REPUBLIKA.CO.ID, JAKARTA -- Koordinator Divisi Monitoring Pelayanan Publik Indonesia Corruption Watch (ICW), Febri Hendri, mengatakan pergantian kurikulum pendidikan merupakan peluang bagi tindak pidana korupsi. Itu terutama dalam pengadaan buku-buku baik untuk siswa maupun guru.
"Motif utamanya adalah anggaran. Itulah mengapa di Indonesia kurikulum sering diubah-ubah dalam waktu singkat, karena ada ladang untuk korupsi," kata Febri Hendri dihubungi Antara di Jakarta, Jumat.
Selain penggelembungan harga buku sebagaimana temuan ICW yang sudah dilaporkan ke Kementerian Pendidikan dan Kebudayaan, Febri juga menengarai adanya modus lain yaitu pengadaan buku yang tidak sesuai dengan jumlah yang dibutuhkan
Febri mengatakan modus itu berpotensi dilakukan pada pengadaan buku 2014 yang sudah melibatkan Lembaga Kebijakan Pengadaan Barang dan Jasa (LKPP) dengan mekanisme e-katalog dan harga yang sudah dipatok berdasarkan spesifikasi tertentu.
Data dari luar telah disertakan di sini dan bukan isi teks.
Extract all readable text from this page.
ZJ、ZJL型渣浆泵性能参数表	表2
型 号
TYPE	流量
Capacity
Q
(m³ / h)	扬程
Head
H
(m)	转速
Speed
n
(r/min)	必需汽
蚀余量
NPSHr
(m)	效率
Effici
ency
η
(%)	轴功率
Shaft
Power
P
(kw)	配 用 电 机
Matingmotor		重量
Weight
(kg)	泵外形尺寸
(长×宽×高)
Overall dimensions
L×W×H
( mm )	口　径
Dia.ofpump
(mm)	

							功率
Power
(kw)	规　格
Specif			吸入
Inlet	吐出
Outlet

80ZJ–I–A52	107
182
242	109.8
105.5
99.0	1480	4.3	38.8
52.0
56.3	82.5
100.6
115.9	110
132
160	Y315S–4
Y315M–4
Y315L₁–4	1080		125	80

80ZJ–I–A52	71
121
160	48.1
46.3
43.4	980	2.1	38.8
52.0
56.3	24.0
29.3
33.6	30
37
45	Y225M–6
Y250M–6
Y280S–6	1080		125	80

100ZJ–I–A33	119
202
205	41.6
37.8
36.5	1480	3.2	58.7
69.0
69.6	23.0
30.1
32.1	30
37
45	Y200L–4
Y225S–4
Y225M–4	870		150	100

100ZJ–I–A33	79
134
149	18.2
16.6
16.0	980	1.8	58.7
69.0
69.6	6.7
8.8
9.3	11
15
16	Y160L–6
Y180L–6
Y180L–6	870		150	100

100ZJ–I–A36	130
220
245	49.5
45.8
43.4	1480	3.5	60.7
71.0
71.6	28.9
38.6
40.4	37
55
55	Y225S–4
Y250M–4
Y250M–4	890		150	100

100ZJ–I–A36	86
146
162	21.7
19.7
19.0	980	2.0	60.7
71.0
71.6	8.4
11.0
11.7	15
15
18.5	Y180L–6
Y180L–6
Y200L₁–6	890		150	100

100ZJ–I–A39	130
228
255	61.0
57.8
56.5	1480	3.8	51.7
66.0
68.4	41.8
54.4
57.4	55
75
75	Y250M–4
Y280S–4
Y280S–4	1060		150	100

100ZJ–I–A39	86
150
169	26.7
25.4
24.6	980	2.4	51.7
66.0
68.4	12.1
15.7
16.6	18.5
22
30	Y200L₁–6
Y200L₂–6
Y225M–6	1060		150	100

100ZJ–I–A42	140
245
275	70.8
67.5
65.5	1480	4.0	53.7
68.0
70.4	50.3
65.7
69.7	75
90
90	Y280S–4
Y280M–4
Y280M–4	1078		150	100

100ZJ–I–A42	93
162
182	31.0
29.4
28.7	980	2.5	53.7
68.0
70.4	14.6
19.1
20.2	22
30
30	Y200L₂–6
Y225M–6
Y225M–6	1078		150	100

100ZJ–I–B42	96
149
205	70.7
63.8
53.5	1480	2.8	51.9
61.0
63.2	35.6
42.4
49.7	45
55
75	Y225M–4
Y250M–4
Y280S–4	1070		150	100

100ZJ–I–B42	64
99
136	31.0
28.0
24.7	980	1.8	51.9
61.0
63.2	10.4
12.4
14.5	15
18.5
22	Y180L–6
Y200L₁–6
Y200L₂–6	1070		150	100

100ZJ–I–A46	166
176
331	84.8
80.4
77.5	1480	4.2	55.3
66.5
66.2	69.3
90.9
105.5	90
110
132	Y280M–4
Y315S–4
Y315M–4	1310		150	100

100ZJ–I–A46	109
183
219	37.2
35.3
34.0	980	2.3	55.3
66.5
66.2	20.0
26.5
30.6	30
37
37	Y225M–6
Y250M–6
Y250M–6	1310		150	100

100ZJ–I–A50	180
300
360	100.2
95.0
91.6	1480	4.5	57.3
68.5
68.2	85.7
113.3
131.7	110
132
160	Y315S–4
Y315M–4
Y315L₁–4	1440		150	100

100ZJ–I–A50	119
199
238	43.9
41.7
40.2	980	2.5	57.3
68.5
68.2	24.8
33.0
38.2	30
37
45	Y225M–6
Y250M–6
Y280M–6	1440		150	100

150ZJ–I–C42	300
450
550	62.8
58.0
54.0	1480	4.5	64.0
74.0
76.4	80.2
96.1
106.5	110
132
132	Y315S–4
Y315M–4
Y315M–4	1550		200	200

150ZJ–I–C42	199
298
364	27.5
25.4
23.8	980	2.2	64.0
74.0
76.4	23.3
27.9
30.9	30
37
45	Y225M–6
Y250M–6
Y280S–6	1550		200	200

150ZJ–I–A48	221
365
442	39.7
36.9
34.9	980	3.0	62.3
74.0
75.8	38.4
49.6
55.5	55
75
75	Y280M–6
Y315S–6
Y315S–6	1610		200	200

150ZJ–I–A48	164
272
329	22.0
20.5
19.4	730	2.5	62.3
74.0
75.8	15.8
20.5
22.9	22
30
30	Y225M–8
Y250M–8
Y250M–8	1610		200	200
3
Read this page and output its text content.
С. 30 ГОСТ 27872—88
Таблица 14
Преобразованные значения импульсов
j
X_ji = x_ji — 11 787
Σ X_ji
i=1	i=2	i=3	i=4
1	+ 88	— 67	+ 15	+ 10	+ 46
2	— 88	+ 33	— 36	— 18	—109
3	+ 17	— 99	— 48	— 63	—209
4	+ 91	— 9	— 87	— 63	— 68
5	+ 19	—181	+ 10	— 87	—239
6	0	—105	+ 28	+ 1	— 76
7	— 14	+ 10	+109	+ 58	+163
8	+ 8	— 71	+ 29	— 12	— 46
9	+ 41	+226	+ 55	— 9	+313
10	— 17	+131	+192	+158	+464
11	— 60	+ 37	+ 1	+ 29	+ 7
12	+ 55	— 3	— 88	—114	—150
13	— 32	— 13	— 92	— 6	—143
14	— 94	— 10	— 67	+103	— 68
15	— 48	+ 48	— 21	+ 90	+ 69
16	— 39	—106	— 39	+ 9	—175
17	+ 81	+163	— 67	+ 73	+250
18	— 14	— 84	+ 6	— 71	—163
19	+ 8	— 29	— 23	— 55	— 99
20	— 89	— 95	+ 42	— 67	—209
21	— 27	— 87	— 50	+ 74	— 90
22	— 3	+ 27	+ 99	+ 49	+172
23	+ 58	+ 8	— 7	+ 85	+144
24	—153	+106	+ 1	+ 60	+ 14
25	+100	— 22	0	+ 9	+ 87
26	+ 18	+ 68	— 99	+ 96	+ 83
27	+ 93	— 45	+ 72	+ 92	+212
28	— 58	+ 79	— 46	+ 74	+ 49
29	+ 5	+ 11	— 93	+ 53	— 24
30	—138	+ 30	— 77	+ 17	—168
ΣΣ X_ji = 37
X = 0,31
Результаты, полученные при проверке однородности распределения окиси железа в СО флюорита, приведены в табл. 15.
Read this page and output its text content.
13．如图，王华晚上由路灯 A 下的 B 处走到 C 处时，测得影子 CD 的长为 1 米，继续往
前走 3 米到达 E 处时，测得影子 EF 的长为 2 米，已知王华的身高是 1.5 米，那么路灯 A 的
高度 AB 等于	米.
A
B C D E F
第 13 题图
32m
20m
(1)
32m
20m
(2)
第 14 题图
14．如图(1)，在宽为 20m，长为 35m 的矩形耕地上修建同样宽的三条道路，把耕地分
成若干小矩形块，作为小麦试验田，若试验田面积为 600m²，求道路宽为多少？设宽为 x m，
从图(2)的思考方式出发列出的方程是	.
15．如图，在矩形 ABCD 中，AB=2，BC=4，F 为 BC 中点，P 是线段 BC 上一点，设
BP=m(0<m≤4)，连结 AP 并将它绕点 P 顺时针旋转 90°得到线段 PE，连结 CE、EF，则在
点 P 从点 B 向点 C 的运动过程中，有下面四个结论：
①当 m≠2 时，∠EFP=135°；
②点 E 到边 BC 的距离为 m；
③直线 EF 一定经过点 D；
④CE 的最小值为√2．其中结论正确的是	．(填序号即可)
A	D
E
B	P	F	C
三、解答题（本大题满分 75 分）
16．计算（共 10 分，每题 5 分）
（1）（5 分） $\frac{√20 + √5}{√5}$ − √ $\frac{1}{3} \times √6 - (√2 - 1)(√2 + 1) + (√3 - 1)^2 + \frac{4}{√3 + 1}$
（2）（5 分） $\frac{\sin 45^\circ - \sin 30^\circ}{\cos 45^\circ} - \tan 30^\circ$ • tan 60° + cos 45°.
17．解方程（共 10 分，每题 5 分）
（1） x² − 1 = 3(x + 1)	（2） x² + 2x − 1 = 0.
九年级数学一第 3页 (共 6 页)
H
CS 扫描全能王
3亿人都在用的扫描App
"Modusnya, kebutuhan buku digelembungkan, sementara buku yang dicetak sesuai jumlah siswa di sekolah. Jadi, buku yang dicetak kurang dari yang diajukan. Kalau seperti itu, siapa yang akan mengecek? Tidak akan ada yang menghitung apakah buku yang dicetak sesuai pengajuan atau tidak," tuturnya.
Febri mengatakan dugaan modus korupsi itu juga sudah disampaikan kepada Kementerian Pendidikan dan Kebudayaan saat ICW melaporkan temuannya mengenai dugaan korupsi dalam pengadaan modul guru pengawas Kurikulum 2013 untuk Jawa Timur, Kalimantan Tengah dan Gorontalo yang dilaksanakan salah satu unit kerja kementerian di Malang.
Laporan temuan indikasi korupsi itu sudah dilaporkan ICW ke Kemdikbud dan diterima Inspektur Jenderal Haryono Umar pada Selasa (16/12).
"Yang ditemukan di Malang nilainya Rp 983 juta dengan potensi kerugian negara Rp 786 juta. Karena, tidak ada Rp 1 miliar, maka kami laporkan ke Kemdikbud untuk ditindaklanjuti, bukan ke Komisi Pemberantasan Korupsi (KPK)," tuturnya.